Prescription Weight Loss Drugs
Eating less and moving more are the basics of
weight loss that lasts. For some people, prescription weight loss drugs may help.
You'll still need to focus on diet and
exercise while taking these drugs, and they're not for everyone.
Doctors usually prescribe them only if your BMI is 30 or higher, or if it's at least 27 and you have a condition that may be related to your
weight, like type 2 diabetes or high blood pressure.
Here's what you should know about four of the most common prescription weight loss drugs:
orlistat, Belviq, phentermine, and Qsymia.
Before you get a weight loss drug prescription, tell your doctor about your medical history. That includes any
allergies or other conditions you have; medicines or supplements you take (even if they're herbal or natural); and whether you're pregnant, breastfeeding, or planning to get pregnant soon.
Orlistat How it works: Blocks your body from absorbing about a third of the fat you eat.
When a doctor prescribes orlistat, it's called
Xenical. If you get it without a prescription, it's called Alli, which has half of Xenical's dose. Approved for long-term use? Yes. Side effects include abdominal cramping, passing gas, leaking oily stool, having more bowel movements, and not being able to control bowel movements.
These side effects are generally mild and temporary. But they may get worse if you eat high-fat foods.
Rare cases of severe
liver injury have been reported in people taking orlistat, but it's not certain that the drug caused those problems. What else you should know: You should be on a low-fat diet (less than 30% of your daily calories from fat) before taking orlistat.
Also, take a multivitamin at least 2 hours before or after taking orlistat, because the drug temporarily makes it harder for your body to absorb vitamins A, D, E, and K.
Orlistat is the only drug of its kind that's approved in the U.S. All other prescription weight loss drugs curb your appetite, including the following.
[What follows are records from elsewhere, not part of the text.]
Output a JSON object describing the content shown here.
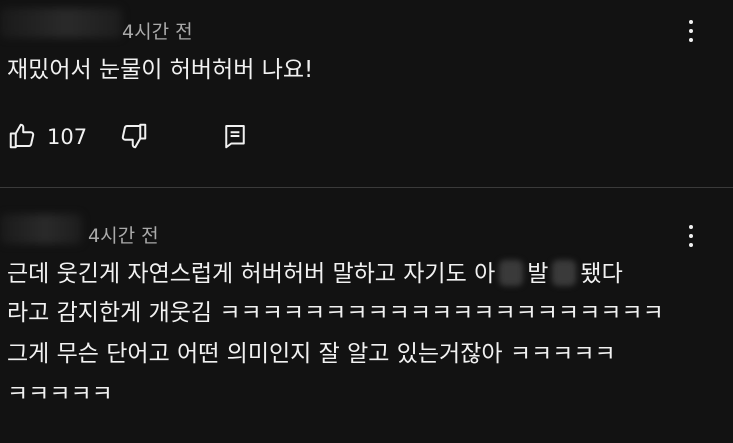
{
  "comments": [
    {
      "time": "4시간 전",
      "lines": [
        "재밌어서 눈물이 허버허버 나요!"
      ],
      "like_count": "107"
    },
    {
      "time": "4시간 전",
      "line1_a": "근데 웃긴게 자연스럽게 허버허버 말하고 자기도 아",
      "line1_b": "발",
      "line1_c": "됐다",
      "lines": [
        "라고 감지한게 개웃김 ㅋㅋㅋㅋㅋㅋㅋㅋㅋㅋㅋㅋㅋㅋㅋㅋㅋㅋㅋㅋㅋ",
        "그게 무슨 단어고 어떤 의미인지 잘 알고 있는거잖아 ㅋㅋㅋㅋㅋ",
        "ㅋㅋㅋㅋㅋ"
      ]
    }
  ],
  "icons": {
    "like": "thumbs-up-icon",
    "dislike": "thumbs-down-icon",
    "reply": "reply-icon",
    "menu": "more-vert-icon"
  }
}
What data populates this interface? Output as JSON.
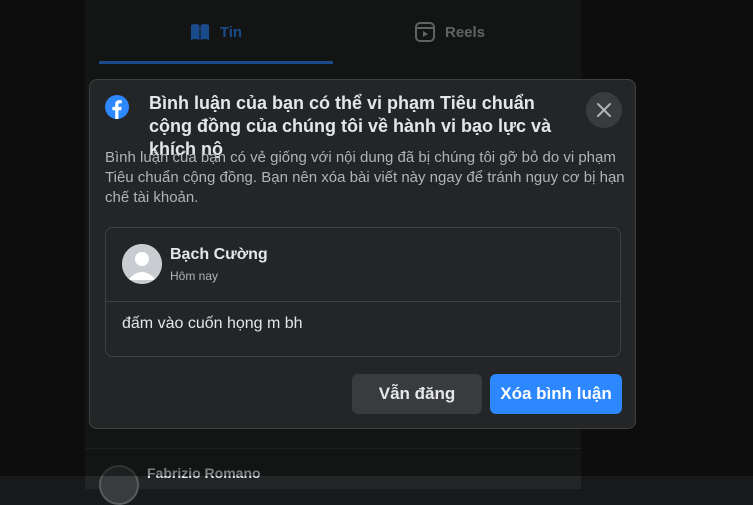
{
  "background": {
    "tabs": [
      {
        "label": "Tin",
        "icon": "book-icon",
        "active": true
      },
      {
        "label": "Reels",
        "icon": "reels-icon",
        "active": false
      }
    ],
    "post_author": "Fabrizio Romano"
  },
  "dialog": {
    "logo": "facebook-logo-icon",
    "title": "Bình luận của bạn có thể vi phạm Tiêu chuẩn cộng đồng của chúng tôi về hành vi bạo lực và khích nộ",
    "description": "Bình luận của bạn có vẻ giống với nội dung đã bị chúng tôi gỡ bỏ do vi phạm Tiêu chuẩn cộng đồng. Bạn nên xóa bài viết này ngay để tránh nguy cơ bị hạn chế tài khoản.",
    "comment": {
      "author": "Bạch Cường",
      "time": "Hôm nay",
      "text": "đấm vào cuốn họng m bh"
    },
    "buttons": {
      "keep": "Vẫn đăng",
      "delete": "Xóa bình luận"
    },
    "colors": {
      "accent": "#2d88ff",
      "surface": "#242526"
    }
  }
}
Belviq How it works: Curbs your appetite. Approved for long-term use? Yes. Side effects: The most common side effects in people who don't have diabetes are headache, dizziness, nausea, fatigue, dry mouth, and constipation.
The most common side effects in those who have diabetes are
low blood sugar (hypoglycemia), headache, back pain, cough, and fatigue.
People taking some
depression medications with Belviq need to be monitored very closely for a rare but serious reaction that includes fever and confusion.
Women who are pregnant or planning to get pregnant shouldn't take Belviq.
What else you should know: If you don't lose 5% of your weight after 12 weeks of taking Belviq, you should stop taking it, because it's unlikely to work for you, the FDA says.